O diretor tem uma filmografia digna de um grande realizador
no marcante Horas de Verão (2008), na
qual mostrou toda sua competência no extraordinário retrato das relações
familiares e as transformações no século 20, com o início da globalização,
abordou profundamente o fim de uma era de ouro, onde a cultura e a economia
eram fatores sólidos e essenciais da velha Europa e a França fazendo parte como
um sustentáculo bem consolidado. É responsável pelo épico de 5h30min Carlos (2010), produção inicial para a
televisão, enfocando a história da vida de Ilich Ramirez Sanchez, de codinome
"Carlos" o Chacal, tendo por ídolo "Che" Guevara, com
formação marxista, mostra-se um revolucionário que defende a causa da
Palestina, tendo como seu crepúsculo profissional justamente a queda do Muro de
Berlim e o fim da Guerra Fria, foi um dos terroristas mais procurados no mundo
por duas décadas, após diversos atos sanguinários. Depois, debruça-se sobre os
reflexos e as consequências danosas e utópicas da juventude sonhadora do
pós-maio de 1968 em Depois de Maio
(2012), nos anseios pela manutenção da integridade e do núcleo derrotados por
uma expressa vontade dos anos que sucederam aquela efervescência e os
desfazimentos dos sonhos por bens materiais que ainda afloram, visando um
futuro longe da cultura revolucionária almejada e dos valores plantados num país
em derrocada.
Assayas constrói com bom vigor a personagem da célebre atriz
Maria Enders interpretando Helena (Juliette Binoche- um diva glamourizada no
prólogo e transformada numa apagada mulher sem brilho do meio para o final). Uma
abordagem que mescla ficção com realidade no desenvolvimento da história,
quando entra em cena a assistente Valentine (Kristen Stewart- a insossa atriz
da personagem em Crepúsculo que está
muito bem neste papel sério de alta compenetração), que se envolve ao extremo
na trama, auxiliando a protagonista na atuação que irá fazer na remontagem da
peça do dramaturgo Wilhelm Merchior.
Maria que tornou-se famosa há 20 anos no papel da jovem
mocinha Sigrid, terá um destaque menor por força das circunstâncias. Em Acima das Nuvens Maria será uma lésbica
senhora com instinto suicida que o tempo foi ingrato, em que Assayas retratará
com fidelidade e levará ao extremo para o desenlace da estrela decadente, que
agora será coadjuvante da esfuziante atriz em ascensão por filmes de ficção
científica, a bela Jo-Ann (Chloë Grace Moretz) que fará a personagem que foi da
famosa diva de um passado não tão distante, mas inexoravelmente tragado pela
velocidade de um mundo à procura de novos supostos talentos de belezas vazias.
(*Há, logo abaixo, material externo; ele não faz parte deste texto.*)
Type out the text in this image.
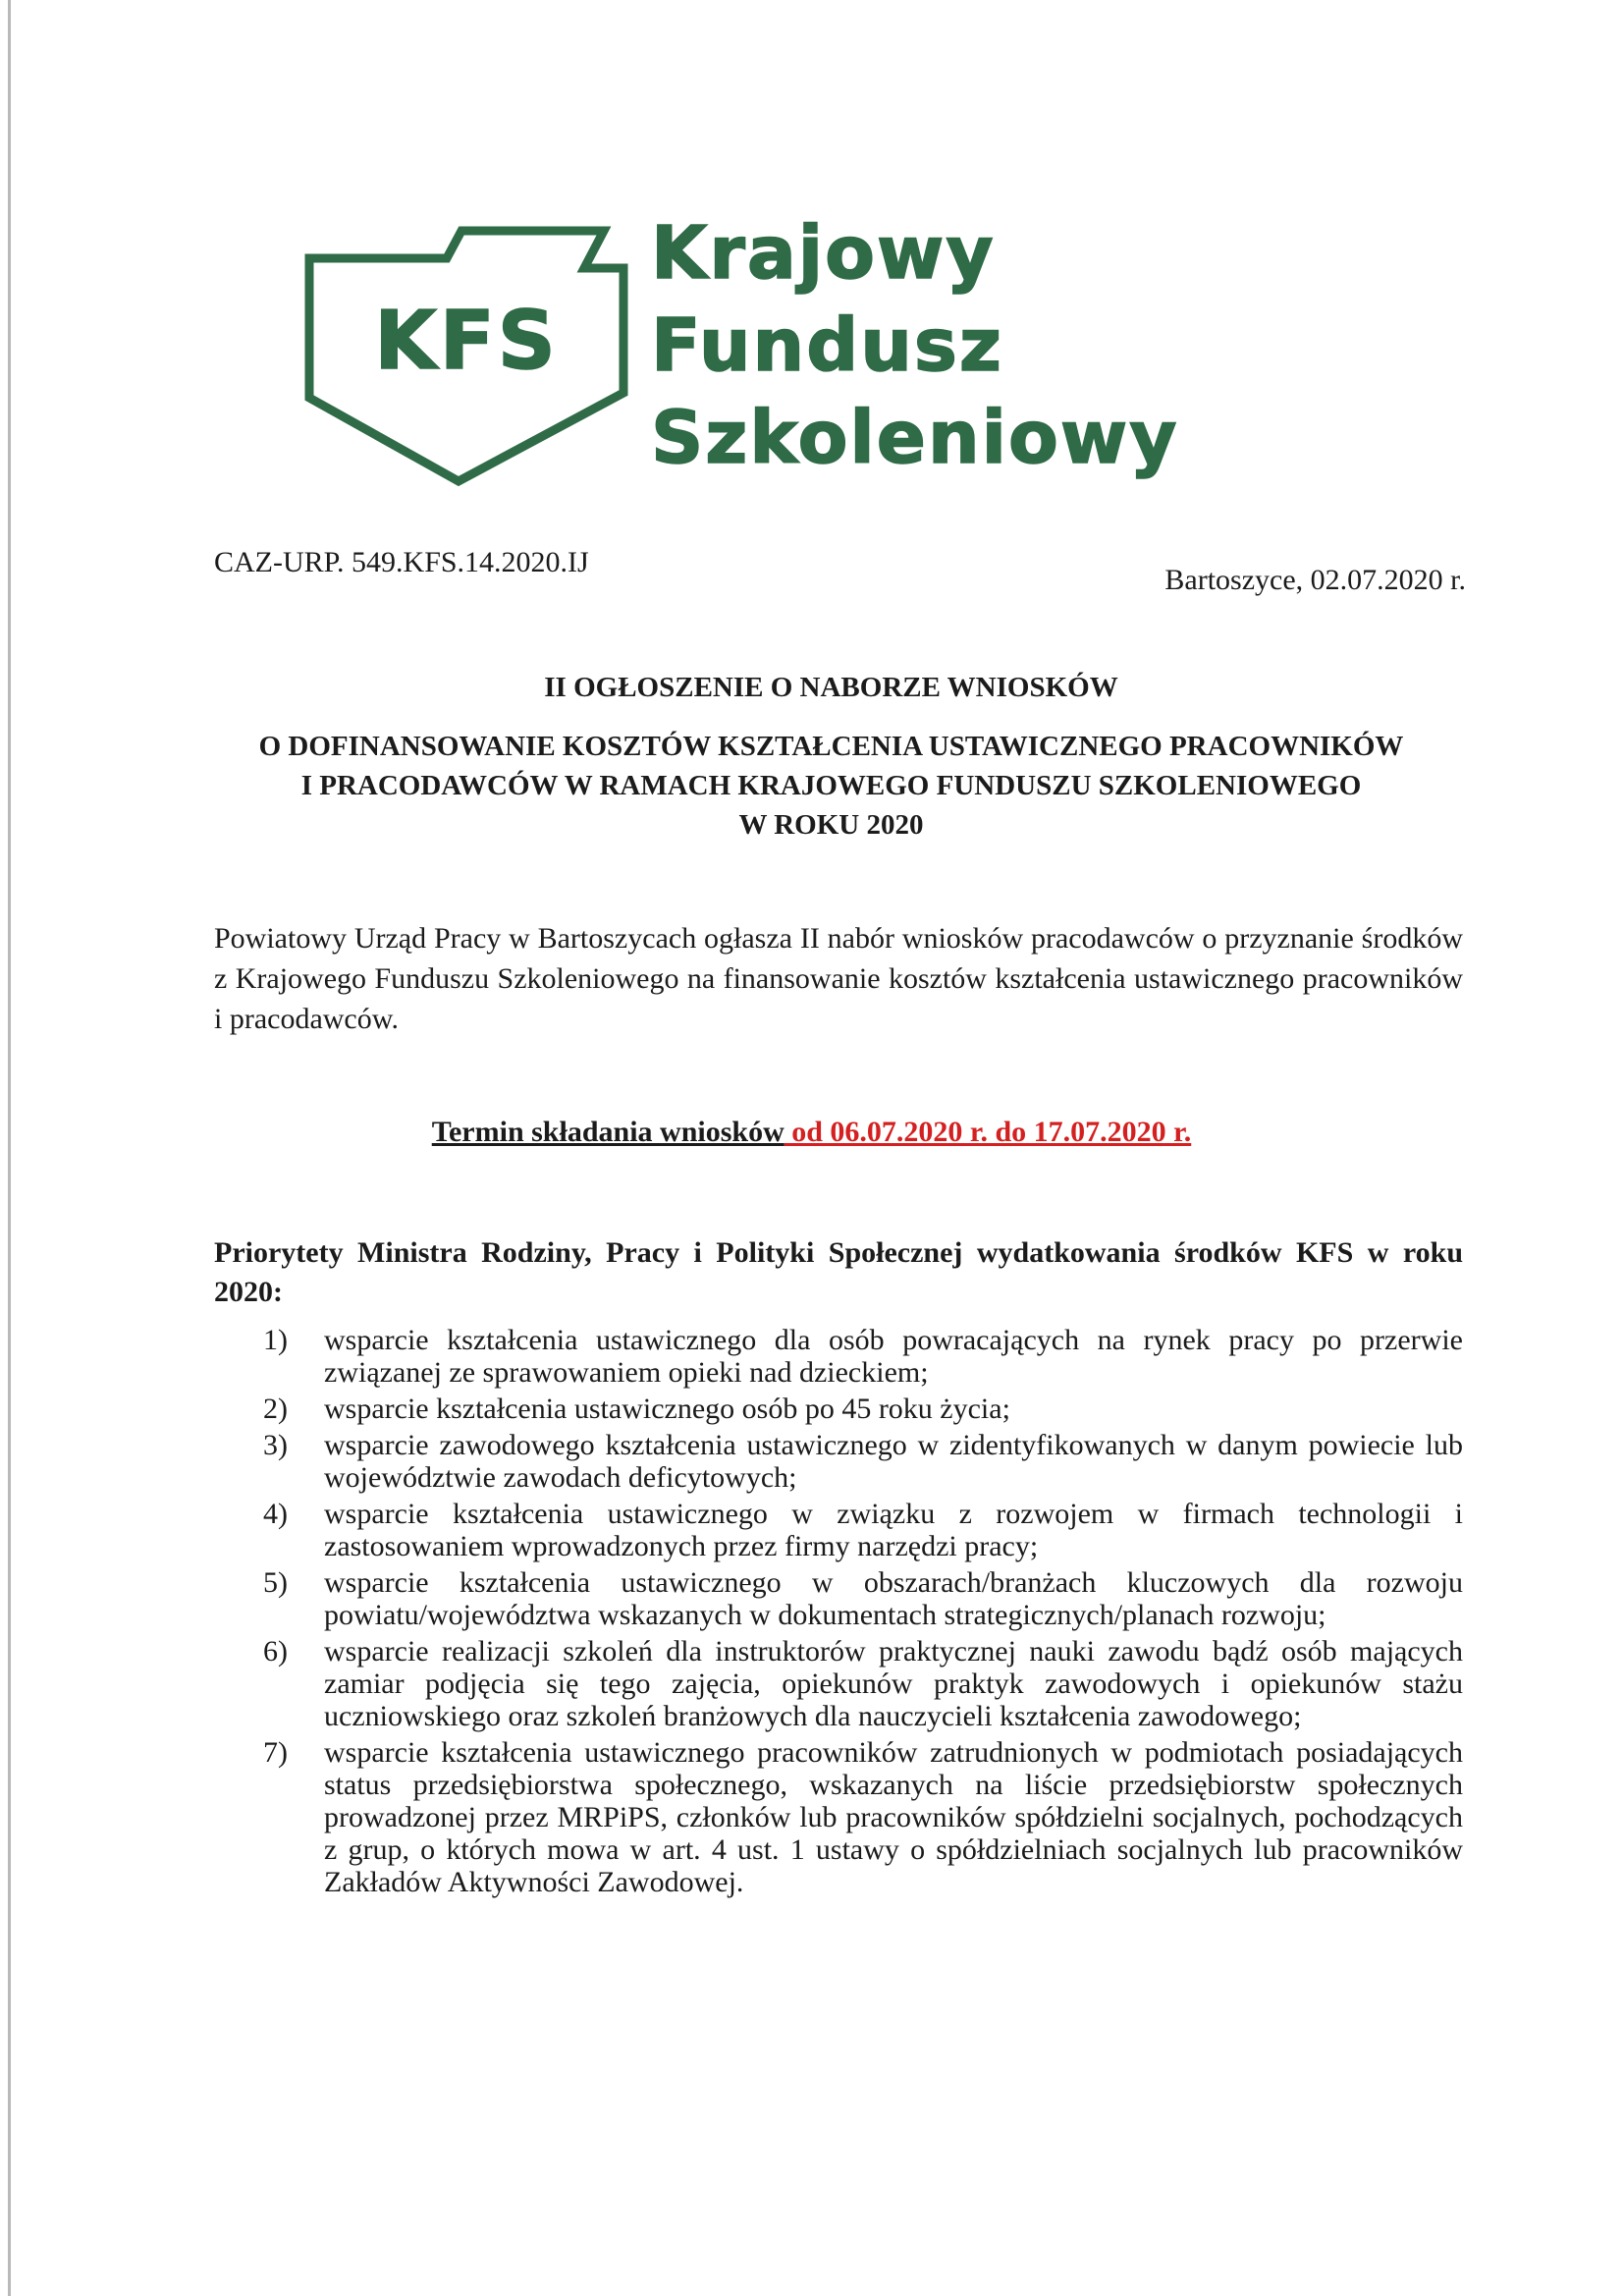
KFS
Krajowy
Fundusz
Szkoleniowy
CAZ-URP. 549.KFS.14.2020.IJ
Bartoszyce, 02.07.2020 r.
II OGŁOSZENIE O NABORZE WNIOSKÓW
O DOFINANSOWANIE KOSZTÓW KSZTAŁCENIA USTAWICZNEGO PRACOWNIKÓW
I PRACODAWCÓW W RAMACH KRAJOWEGO FUNDUSZU SZKOLENIOWEGO
W ROKU 2020
Powiatowy Urząd Pracy w Bartoszycach ogłasza II nabór wniosków pracodawców o przyznanie środków z Krajowego Funduszu Szkoleniowego na finansowanie kosztów kształcenia ustawicznego pracowników i pracodawców.
Termin składania wniosków od 06.07.2020 r. do 17.07.2020 r.
Priorytety Ministra Rodziny, Pracy i Polityki Społecznej wydatkowania środków KFS w roku 2020:
1) wsparcie kształcenia ustawicznego dla osób powracających na rynek pracy po przerwie związanej ze sprawowaniem opieki nad dzieckiem;
2) wsparcie kształcenia ustawicznego osób po 45 roku życia;
3) wsparcie zawodowego kształcenia ustawicznego w zidentyfikowanych w danym powiecie lub województwie zawodach deficytowych;
4) wsparcie kształcenia ustawicznego w związku z rozwojem w firmach technologii i zastosowaniem wprowadzonych przez firmy narzędzi pracy;
5) wsparcie kształcenia ustawicznego w obszarach/branżach kluczowych dla rozwoju powiatu/województwa wskazanych w dokumentach strategicznych/planach rozwoju;
6) wsparcie realizacji szkoleń dla instruktorów praktycznej nauki zawodu bądź osób mających zamiar podjęcia się tego zajęcia, opiekunów praktyk zawodowych i opiekunów stażu uczniowskiego oraz szkoleń branżowych dla nauczycieli kształcenia zawodowego;
7) wsparcie kształcenia ustawicznego pracowników zatrudnionych w podmiotach posiadających status przedsiębiorstwa społecznego, wskazanych na liście przedsiębiorstw społecznych prowadzonej przez MRPiPS, członków lub pracowników spółdzielni socjalnych, pochodzących z grup, o których mowa w art. 4 ust. 1 ustawy o spółdzielniach socjalnych lub pracowników Zakładów Aktywności Zawodowej.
Mas o realizador faz um painel complexo e coloca a
assistente como uma peça chave na trama, diante de sua intromissão quase que
direta no roteiro da remontagem teatral que irá acontecer, inclusive com seus
palpites e intromissão direta na escolha da atriz que substituirá a velha estrela,
terá participação fundamental e contribuirá para o desenlace da obra. Antes, as
duas fazem uma viagem de inspiração dos personagens pelos belos Alpes da Suíça,
num cenário estonteante de uma fotografia mágica das lentes do fotógrafo Yorick
Le Saux, com um deslumbrante colorido junto aos vales e montanhas
indescritíveis.
É inegável a boa crítica retratada com mordacidade aos
costumes pouco humanitários de Hollywood para seu rol de astros desgastados,
com soluções simples como o uso até o seu descarte. Assim é na utilização de
uma emergente bonitinha de poucos recursos técnicos no papel da protagonista,
em detrimento de uma veterana, que causará desconforto e um racha na produção
por gerar polêmica na construção da controvertida peça. Um filme equilibrado e
com nuances de crítica ácida à poderosa indústria cinematográfica
norte-americana. Embora haja alguns equívocos técnicos nas elipses, com alguns
cortes abruptos e em outras cenas um prolongamento excessivo, deixa uma boa
reflexão sobre o tempo que passa e o envelhecimento precoce, como na
perseguição pelos paparazzis à atriz
ascendente e o esquecimento voluntário de alguém que o futuro engoliu, deixando
um olhar sombrio para o mundo das aparências.